Last season, Tennessee went into their contest against Vanderbilt looking to avoid historic futility. UT had fired head coach Butch Jones two weekends before, and interim head coach Brady Hoke was tasked with keeping Tennessee from going 0-8 in SEC play for the first time in program history.

Instead, Vanderbilt routed the Vols 42-24 in front of a home crowd in Neyland Stadium.

Sophomore offensive lineman Marcus Tatum remembers that game, and he hasn’t forgotten how he felt afterwards.

“When I was a freshman, they were dancing on the field, and it was pretty embarrassing,” Tatum said on Monday. “I never want to feel that feeling again.”

Tatum hails from Ormond, Florida, so he wasn’t as familiar with how heated the Tennessee-Vanderbilt rivalry can get. But he learned quickly in his first season with the Vols.

“I wasn’t really familiar with it when I got here until my first game against them,” Tatum added, “and I just saw, like, the philosophy of the game and just the speed of the game changed completely when these two teams played.”
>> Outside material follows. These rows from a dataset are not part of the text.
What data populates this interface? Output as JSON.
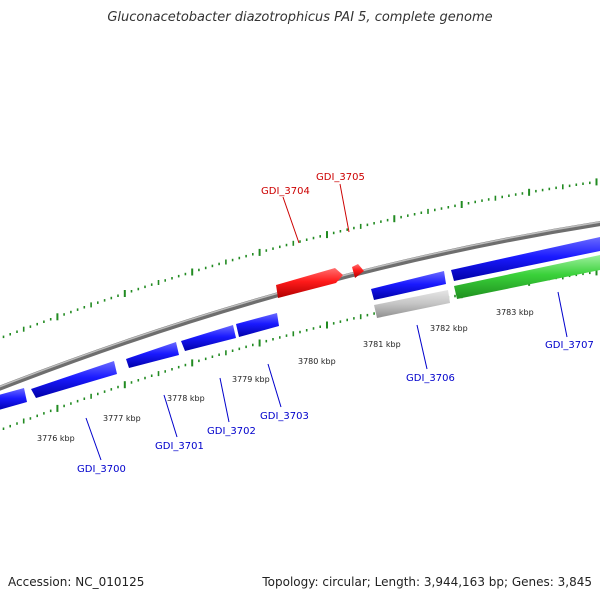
{
  "title": "Gluconacetobacter diazotrophicus PAI 5, complete genome",
  "footer": {
    "accession": "Accession: NC_010125",
    "topology": "Topology: circular; Length: 3,944,163 bp; Genes: 3,845"
  },
  "colors": {
    "backbone": "#8c8c8c",
    "ticks": "#228b22",
    "forward_gene": "#ff0000",
    "reverse_gene": "#0000ee",
    "rna_gene": "#33cc33",
    "pseudo_gene": "#b3b3b3",
    "label_red": "#cc0000",
    "label_blue": "#0000cc"
  },
  "kbp_labels": [
    "3776 kbp",
    "3777 kbp",
    "3778 kbp",
    "3779 kbp",
    "3780 kbp",
    "3781 kbp",
    "3782 kbp",
    "3783 kbp"
  ],
  "genes": [
    {
      "name": "GDI_3700",
      "color": "blue"
    },
    {
      "name": "GDI_3701",
      "color": "blue"
    },
    {
      "name": "GDI_3702",
      "color": "blue"
    },
    {
      "name": "GDI_3703",
      "color": "blue"
    },
    {
      "name": "GDI_3704",
      "color": "red"
    },
    {
      "name": "GDI_3705",
      "color": "red"
    },
    {
      "name": "GDI_3706",
      "color": "blue"
    },
    {
      "name": "GDI_3707",
      "color": "blue"
    }
  ]
}
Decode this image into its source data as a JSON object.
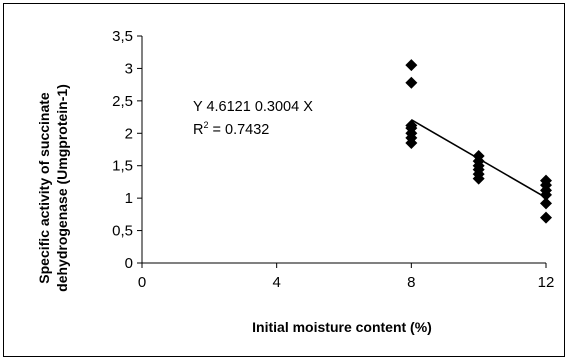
{
  "chart_data": {
    "type": "scatter",
    "title": "",
    "xlabel": "Initial moisture content (%)",
    "ylabel_lines": [
      "Specific activity of succinate",
      "dehydrogenase (Umgprotein-1)"
    ],
    "xlim": [
      0,
      12
    ],
    "ylim": [
      0,
      3.5
    ],
    "xticks": [
      "0",
      "4",
      "8",
      "12"
    ],
    "xtick_values": [
      0,
      4,
      8,
      12
    ],
    "yticks": [
      "0",
      "0,5",
      "1",
      "1,5",
      "2",
      "2,5",
      "3",
      "3,5"
    ],
    "ytick_values": [
      0,
      0.5,
      1,
      1.5,
      2,
      2.5,
      3,
      3.5
    ],
    "grid": false,
    "marker": "diamond",
    "marker_color": "#000000",
    "points": [
      {
        "x": 8,
        "y": 3.05
      },
      {
        "x": 8,
        "y": 2.78
      },
      {
        "x": 8,
        "y": 2.12
      },
      {
        "x": 8,
        "y": 2.08
      },
      {
        "x": 8,
        "y": 2.0
      },
      {
        "x": 8,
        "y": 1.93
      },
      {
        "x": 8,
        "y": 1.85
      },
      {
        "x": 10,
        "y": 1.65
      },
      {
        "x": 10,
        "y": 1.57
      },
      {
        "x": 10,
        "y": 1.5
      },
      {
        "x": 10,
        "y": 1.44
      },
      {
        "x": 10,
        "y": 1.37
      },
      {
        "x": 10,
        "y": 1.3
      },
      {
        "x": 12,
        "y": 1.27
      },
      {
        "x": 12,
        "y": 1.2
      },
      {
        "x": 12,
        "y": 1.12
      },
      {
        "x": 12,
        "y": 1.05
      },
      {
        "x": 12,
        "y": 0.92
      },
      {
        "x": 12,
        "y": 0.7
      }
    ],
    "trendline": {
      "intercept": 4.6121,
      "slope": -0.3004,
      "x_range": [
        8,
        12
      ]
    },
    "annotations": {
      "equation": "Y  4.6121  0.3004 X",
      "r2_prefix": "R",
      "r2_sup": "2",
      "r2_suffix": " = 0.7432"
    }
  }
}
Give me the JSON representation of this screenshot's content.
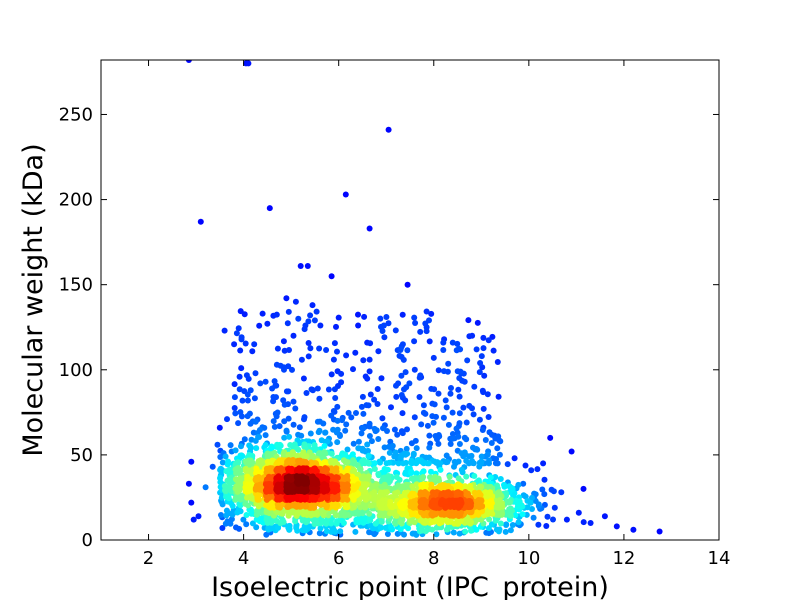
{
  "chart_data": {
    "type": "scatter",
    "title": "",
    "xlabel": "Isoelectric point (IPC_protein)",
    "ylabel": "Molecular weight (kDa)",
    "xlim": [
      1,
      14
    ],
    "ylim": [
      0,
      282
    ],
    "x_ticks": [
      2,
      4,
      6,
      8,
      10,
      12,
      14
    ],
    "y_ticks": [
      0,
      50,
      100,
      150,
      200,
      250
    ],
    "grid": false,
    "legend": "none",
    "colormap": "jet (point density)",
    "colors": {
      "low_density": "#00008f",
      "mid_density": "#00ffff",
      "high_density": "#ff0000",
      "frame": "#000000"
    },
    "density_clusters": [
      {
        "center": [
          5.2,
          32
        ],
        "spread": [
          0.75,
          12
        ],
        "share": 0.55
      },
      {
        "center": [
          8.3,
          22
        ],
        "spread": [
          0.8,
          10
        ],
        "share": 0.32
      },
      {
        "center": [
          6.8,
          18
        ],
        "spread": [
          1.5,
          12
        ],
        "share": 0.13
      }
    ],
    "points": [
      [
        2.85,
        282
      ],
      [
        4.05,
        280
      ],
      [
        4.1,
        280
      ],
      [
        7.05,
        241
      ],
      [
        6.15,
        203
      ],
      [
        3.1,
        187
      ],
      [
        4.55,
        195
      ],
      [
        6.65,
        183
      ],
      [
        5.2,
        161
      ],
      [
        5.35,
        161
      ],
      [
        5.85,
        155
      ],
      [
        7.45,
        150
      ],
      [
        4.9,
        142
      ],
      [
        5.1,
        140
      ],
      [
        5.45,
        138
      ],
      [
        4.95,
        134
      ],
      [
        4.4,
        133
      ],
      [
        5.15,
        130
      ],
      [
        5.5,
        129
      ],
      [
        4.5,
        127
      ],
      [
        6.95,
        126
      ],
      [
        7.9,
        129
      ],
      [
        7.85,
        125
      ],
      [
        3.6,
        123
      ],
      [
        5.3,
        126
      ],
      [
        5.05,
        120
      ],
      [
        3.8,
        115
      ],
      [
        6.6,
        116
      ],
      [
        7.35,
        115
      ],
      [
        8.4,
        116
      ],
      [
        8.2,
        116
      ],
      [
        8.9,
        112
      ],
      [
        5.9,
        106
      ],
      [
        6.35,
        110
      ],
      [
        6.65,
        106
      ],
      [
        8.0,
        107
      ],
      [
        4.7,
        103
      ],
      [
        4.85,
        100
      ],
      [
        4.25,
        98
      ],
      [
        3.95,
        101
      ],
      [
        7.6,
        100
      ],
      [
        6.9,
        95
      ],
      [
        7.25,
        92
      ],
      [
        8.65,
        93
      ],
      [
        4.35,
        92
      ],
      [
        4.6,
        89
      ],
      [
        4.15,
        88
      ],
      [
        8.1,
        86
      ],
      [
        7.7,
        84
      ],
      [
        7.4,
        82
      ],
      [
        8.25,
        82
      ],
      [
        9.05,
        77
      ],
      [
        9.4,
        58
      ],
      [
        10.45,
        60
      ],
      [
        10.9,
        52
      ],
      [
        10.3,
        45
      ],
      [
        9.7,
        48
      ],
      [
        10.05,
        41
      ],
      [
        11.15,
        30
      ],
      [
        11.6,
        14
      ],
      [
        11.85,
        8
      ],
      [
        12.2,
        6
      ],
      [
        12.75,
        5
      ],
      [
        11.3,
        10
      ],
      [
        10.8,
        12
      ],
      [
        11.05,
        16
      ],
      [
        2.9,
        46
      ],
      [
        2.85,
        33
      ],
      [
        2.9,
        22
      ],
      [
        3.05,
        14
      ],
      [
        2.95,
        12
      ],
      [
        3.2,
        31
      ],
      [
        3.35,
        43
      ],
      [
        3.55,
        41
      ],
      [
        3.45,
        56
      ],
      [
        3.65,
        71
      ],
      [
        3.5,
        66
      ],
      [
        3.75,
        52
      ]
    ]
  }
}
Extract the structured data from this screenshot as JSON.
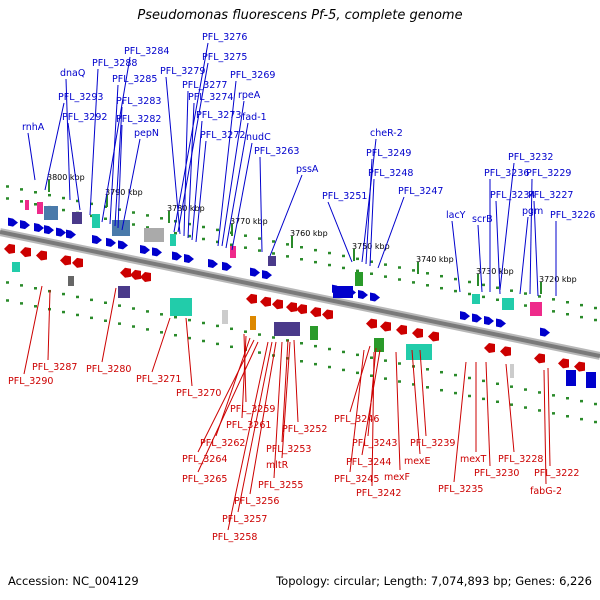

But one Vol player who is intimately familiar with the in-state rivalry is fifth-year senior Todd Kelly Jr.

Kelly grew up in Knoxville and around Tennessee football. He watched the Vols dominate the Commodores growing up, but as he was starting to get recruited, the rivalry started to change. While he was in high school, Kelly was invited over to Nashville to tour Vanderbilt’s campus on a recruiting visit. He was taken aback by all the outward disdain that the Commodores showed towards the Vols.

“Everything I saw that had Tennessee on it, they had the Power T upside down,” Kelly stated. “That kind of tells you how much respect they have for this program. I think I’m gonna just explain to my teammates just how important this game is, really how they don’t respect us, and just how important it is for us to win this ball game.”

Tennessee hasn’t beaten Vanderbilt since 2015. There are only 17 scholarship players on the Vols’ roster who were on the team the last time UT defeated the Commodores. Every other scholarship player on Tennessee’s roster has never experienced a win over Vanderbilt.

This year, there’s a lot at stake for both schools. Both teams are currently 5-6 on the year, and a win would earn one of them an automatic bowl berth. The loser will have to hope that enough teams in the FBS don’t get six wins and that their APR score would be high enough to get them into a bowl with a 5-7 record.

Tatum and Kelly want to avenge the “pretty embarrassing” losses the Vols have suffered at the hands of Vanderbilt. And if they can do that this year, they’ll get the added bonus of making it back to the postseason for the first time since 2016.